Overview – Aqua Bounty
As an emerging biotechnology company, Aqua Bounty is continuing to expand with two major products in the pipeline.
The first of these, a shrimp therapeutics product, Shrimp IMS, enhances shrimp’s immune system for commercial farming. Aqua Bounty plans to launch the product within 12 months with a large potential market and high hopes.
The second product, AquAdvantage, a genetically modified strain of fish to enhance the growth rates significantly. AquAdvantage is another product with strong market potential for AquaBounty. However, approval from the FDA and other regulatory barriers stand in the way of commercialization.

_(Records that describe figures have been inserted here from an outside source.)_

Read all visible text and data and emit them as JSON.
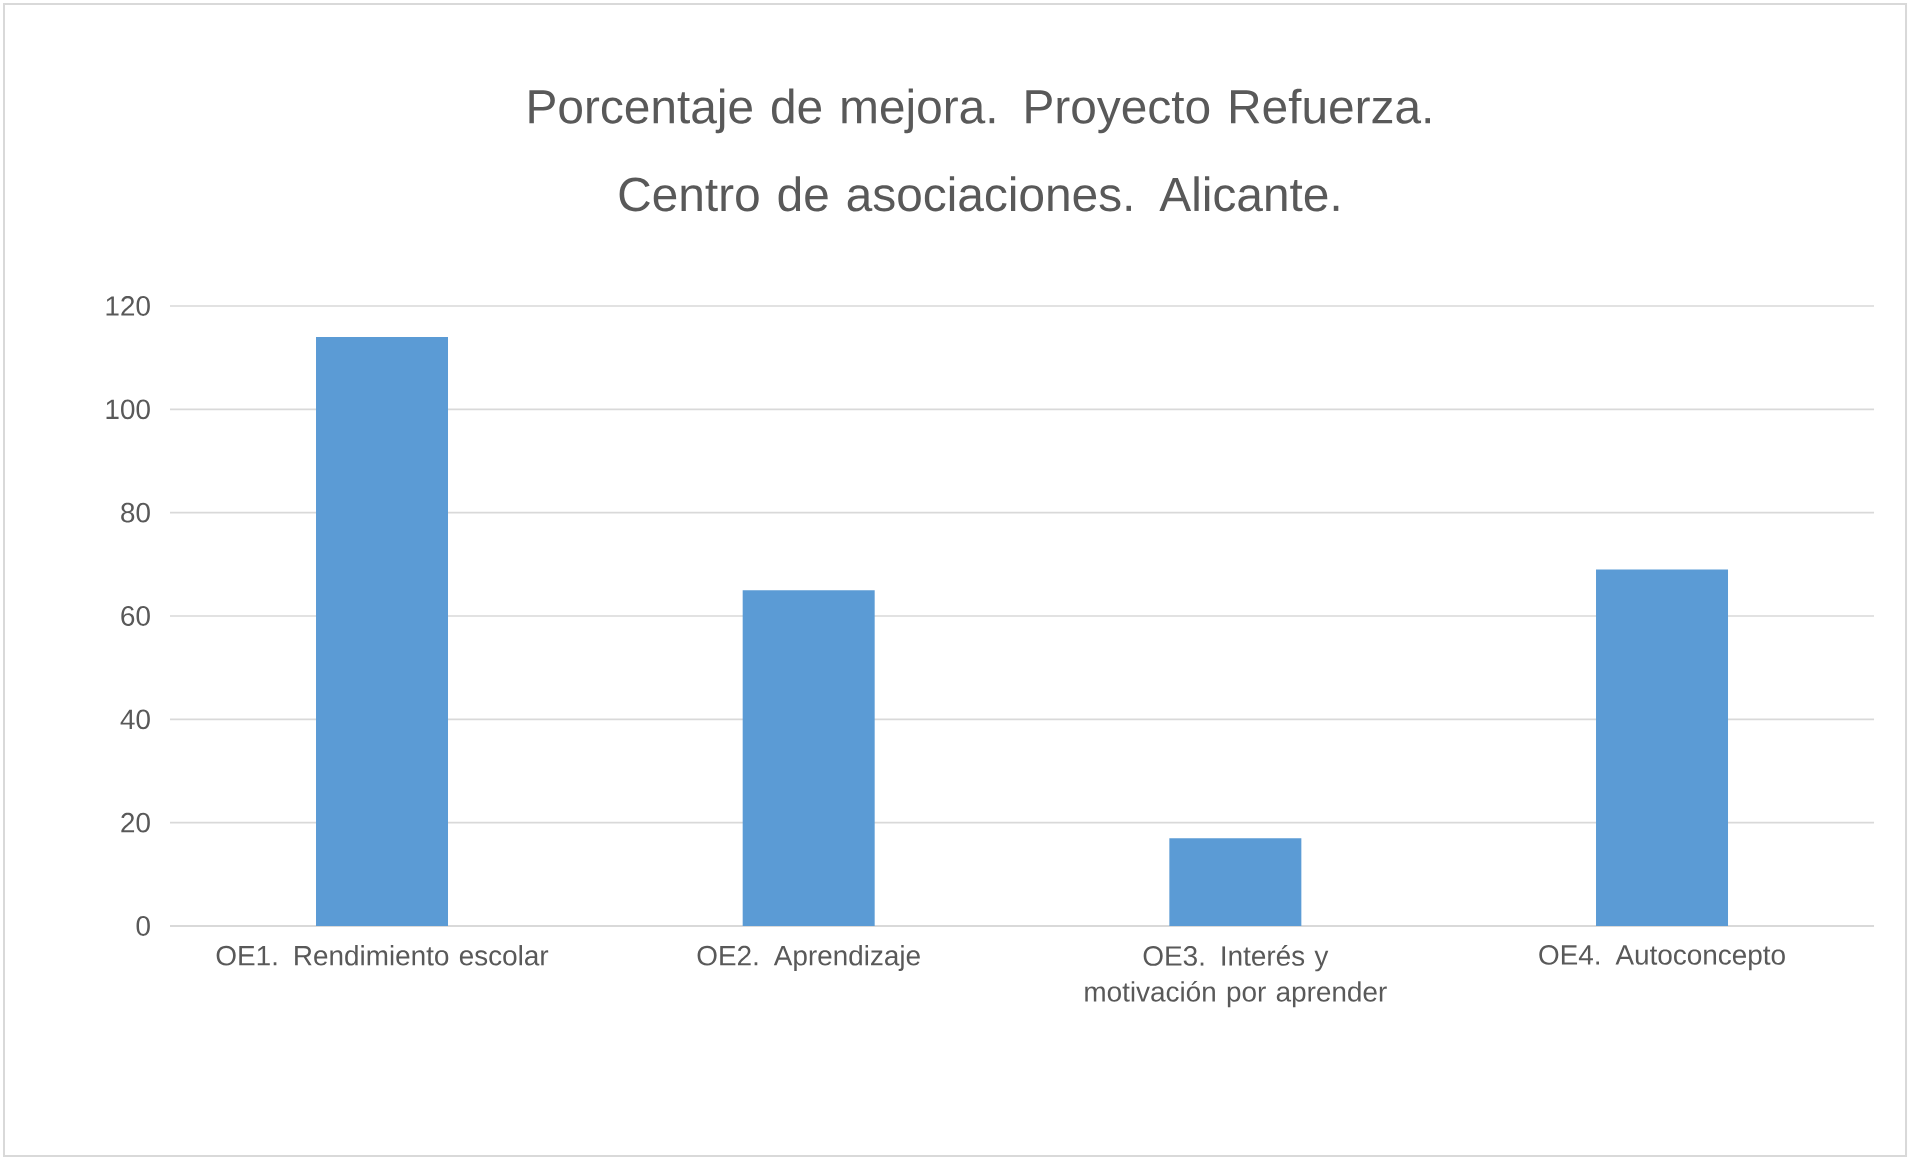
{
  "chart_data": {
    "type": "bar",
    "title": "Porcentaje de mejora. Proyecto Refuerza. Centro de asociaciones. Alicante.",
    "categories": [
      "OE1. Rendimiento escolar",
      "OE2. Aprendizaje",
      "OE3. Interés y motivación por aprender",
      "OE4. Autoconcepto"
    ],
    "values": [
      114,
      65,
      17,
      69
    ],
    "color": "#5b9bd5",
    "ylim": [
      0,
      120
    ],
    "yticks": [
      0,
      20,
      40,
      60,
      80,
      100,
      120
    ],
    "grid": "y"
  }
}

Furthermore, public perceptions of the product are a risk area for Aqua Bounty. As a result, the commercial success of the product is unknown. To overcome the final development period, before product revenues can be realized, funding through an initial public offering will be required.
The upside of these products should provide great interest from the market, but numerous conditions must proceed in favor of Aqua bounty for the full value to be realized.
Challenges in valuing the company
There are two major uncertainties towards the company’s future, namely FDA approval and customer acceptance.
Firstly, Aqua Bounty is uncertain whether the FDA will approve the sales of genetically modified products and when it will happen.
Secondly, once the approval is granted, is it uncertain whether the customers will be receptive to genetically modified fish with the concerns of safety and environmental issues.
Valuation result (DCF)
Once the FDA approval is granted, the AquAdvantage division is sitting on a valuation of $71.43. This is discounted from the three scenarios of revenue growth as a result of various
There are equal probabilities that the division will achieve high, base, and low revenues depending on the market and the customers’ reactions to the genetically modified fish.
With the provision of the baseline projection, the revenue under the pessimistic scenario will be 75% lower than that of the baseline, and revenue under the optimistic scenario will be 75% higher than that of the baseline.